Элизабет вымученно улыбнулась:

— Жалкое я зрелище, да? Прости, Руби. Ты права, я снова запорхаю. Если выживу. — Она показала гостье руку — тоненькую, сухую, как птичья лапка. — Больше всего я боюсь умереть. Я не хочу, но мне кажется, что конец уже близок.

— Рано или поздно всему на земле наступит конец, — отозвалась Руби, нежно взяв собеседницу за руку. — Мне вспомнилось, как еще до твоего приезда Александр показывал нам найденную золотоносную жилу — Чарлзу, Суну и мне. Чарлз назвал это зрелище апокалиптическим — ты же знаешь Чарлза, он любит мудреные словечки. Хорошо еще, не припомнил какой-нибудь «катаклизм» или «фантасмагорию». Но Александр ухватился за это слово и сказал, что по-гречески «апокалипсис» — мировая катастрофа, конец света. А когда я спросила Ли в письме, он ответил, что это слово означает откровение, важное пророчество, а ведь он в то время еще не учил греческий — удивительно, правда? Словом, Александр решил, что его находка — событие неслыханной важности, потому и назвал рудник «Апокалипсисом». Но этим дело не кончилось — наоборот, только началось. «Апокалипсис» до неузнаваемости изменил жизнь всех, кто с ним соприкасался. Если бы не золото, Александр не послал бы за тобой, я до сих пор содержала бы бордель, Сун был бы простым язычником-китайцем с замашками аристократа, Чарлз — заурядным скваттером, а Кинросс — городом-призраком на месте истощившегося прииска.

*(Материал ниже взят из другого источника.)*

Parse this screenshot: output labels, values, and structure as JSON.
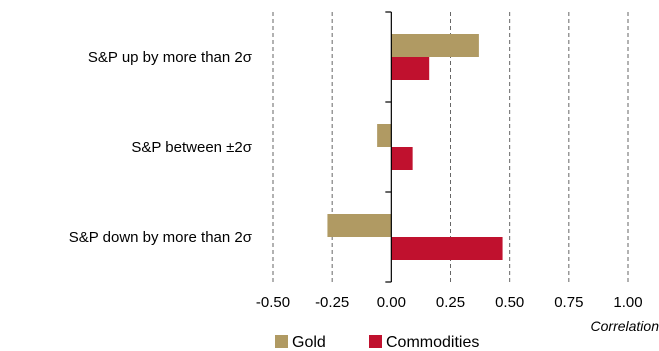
{
  "chart_data": {
    "type": "bar",
    "orientation": "horizontal",
    "categories": [
      "S&P up by more than 2σ",
      "S&P between ±2σ",
      "S&P down by more than 2σ"
    ],
    "series": [
      {
        "name": "Gold",
        "color": "#B09A63",
        "values": [
          0.37,
          -0.06,
          -0.27
        ]
      },
      {
        "name": "Commodities",
        "color": "#C0112E",
        "values": [
          0.16,
          0.09,
          0.47
        ]
      }
    ],
    "xlabel": "Correlation",
    "xlim": [
      -0.5,
      1.0
    ],
    "xticks": [
      -0.5,
      -0.25,
      0.0,
      0.25,
      0.5,
      0.75,
      1.0
    ],
    "xtick_labels": [
      "-0.50",
      "-0.25",
      "0.00",
      "0.25",
      "0.50",
      "0.75",
      "1.00"
    ],
    "grid": "vertical dashed",
    "legend_position": "bottom"
  }
}
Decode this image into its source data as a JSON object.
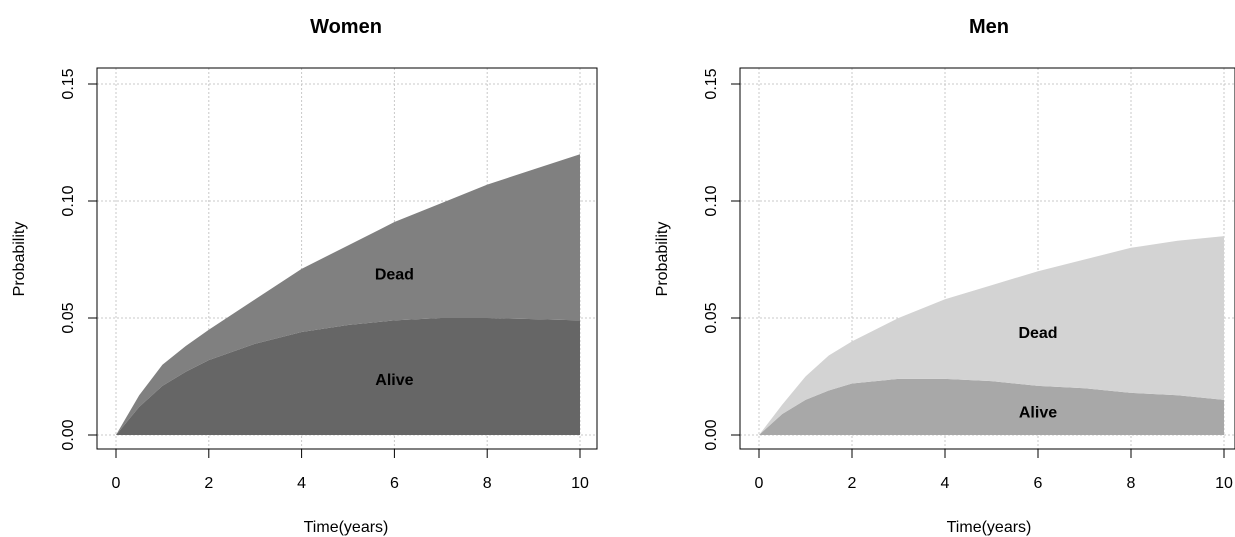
{
  "chart_data": [
    {
      "type": "area",
      "stacked": true,
      "title": "Women",
      "xlabel": "Time(years)",
      "ylabel": "Probability",
      "xlim": [
        0,
        10
      ],
      "ylim": [
        0,
        0.15
      ],
      "xticks": [
        0,
        2,
        4,
        6,
        8,
        10
      ],
      "yticks": [
        0.0,
        0.05,
        0.1,
        0.15
      ],
      "ytick_labels": [
        "0.00",
        "0.05",
        "0.10",
        "0.15"
      ],
      "grid": true,
      "x": [
        0,
        0.5,
        1,
        1.5,
        2,
        3,
        4,
        5,
        6,
        7,
        8,
        9,
        10
      ],
      "series": [
        {
          "name": "Alive",
          "label": "Alive",
          "color": "#666666",
          "label_at": [
            6,
            0.024
          ],
          "values": [
            0,
            0.012,
            0.021,
            0.027,
            0.032,
            0.039,
            0.044,
            0.047,
            0.049,
            0.05,
            0.05,
            0.0495,
            0.049
          ]
        },
        {
          "name": "Dead",
          "label": "Dead",
          "color": "#808080",
          "label_at": [
            6,
            0.069
          ],
          "values": [
            0,
            0.005,
            0.009,
            0.011,
            0.013,
            0.019,
            0.027,
            0.034,
            0.042,
            0.049,
            0.057,
            0.064,
            0.071
          ]
        }
      ]
    },
    {
      "type": "area",
      "stacked": true,
      "title": "Men",
      "xlabel": "Time(years)",
      "ylabel": "Probability",
      "xlim": [
        0,
        10
      ],
      "ylim": [
        0,
        0.15
      ],
      "xticks": [
        0,
        2,
        4,
        6,
        8,
        10
      ],
      "yticks": [
        0.0,
        0.05,
        0.1,
        0.15
      ],
      "ytick_labels": [
        "0.00",
        "0.05",
        "0.10",
        "0.15"
      ],
      "grid": true,
      "x": [
        0,
        0.5,
        1,
        1.5,
        2,
        3,
        4,
        5,
        6,
        7,
        8,
        9,
        10
      ],
      "series": [
        {
          "name": "Alive",
          "label": "Alive",
          "color": "#a8a8a8",
          "label_at": [
            6,
            0.01
          ],
          "values": [
            0,
            0.009,
            0.015,
            0.019,
            0.022,
            0.024,
            0.024,
            0.023,
            0.021,
            0.02,
            0.018,
            0.017,
            0.015
          ]
        },
        {
          "name": "Dead",
          "label": "Dead",
          "color": "#d3d3d3",
          "label_at": [
            6,
            0.044
          ],
          "values": [
            0,
            0.004,
            0.01,
            0.015,
            0.018,
            0.026,
            0.034,
            0.041,
            0.049,
            0.055,
            0.062,
            0.066,
            0.07
          ]
        }
      ]
    }
  ]
}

— Католики называют апокалипсисом библейское Откровение Иоанна Богослова, — объяснила Элизабет, — так что Ли прав. Да, золотой рудник Александра — поистине откровение. Он показал нам, какие мы на самом деле.

«Вот так-то лучше! — думала Руби. — Такой оживленной я не видела ее уже несколько недель. Может, мало-помалу и удастся перевести разговор на ее отношения с мужем…»

— Не знаю я, что там у вас в Библии, — усмехнулась она. — В религии я полный профан, так что объясняй.

— О, а я знаю Библию как свои пять пальцев! От корки до корки, от Бытия до Откровения — вот как! Да, лучшего названия для золотой горы Александра не подберешь. Откровение, пророчество начала и конца. — Голос Элизабет зазвучал странно, жутковато, глаза зажглись лихорадочным огнем. — Там говорится о четырех всадниках — смерти на бледном коне и трех других. Эти трое — Александр, ты и я. Потому что мы вышли из «Апокалипсиса». Значит, нам конец — и мне, и тебе, и Александру. Мы уже немолоды, нам не пережить Судный день. Остается только скакать верхом на своих конях. А когда мы погибнем, «Апокалипсис» поглотит нас, и мы станем его узниками.

«Ну и как мне воспринять это… пророчество?»

Руби приняла решение: фыркнула и легонько шлепнула ладонью по худенькой руке.

— Ерунда! Верно говорит Александр — тебе задурили голову эльфы. — Шум из-за двери спас положение, Руби обернулась и заулыбалась. — А вот и завтрак, Элизабет! Я давно проголодалась, а у тебя такой вид, будто тебя «умерщвляют мечом и голодом», так что обязательно поешь.

— Ага, попалась! Ты меня обманула, Руби. Ты прекрасно знаешь, кто такие четыре всадника Апокалипсиса.

Руби так и не поняла, с чего вдруг Элизабет заговорила о пророчествах, но похоже, разговор все-таки достиг цели, ибо больная расправилась с завтраком, удержала его в желудке, а потом целых полчаса принимала у себя в постели Нелл, развлекая ее разговорами. Девочка не пыталась убежать и не капризничала, а Руби, которая наблюдала, как Нелл заглядывает в лицо Элизабет, казалось, что малышка гораздо старше своих лет, что она все понимает и бесконечно сочувствует матери.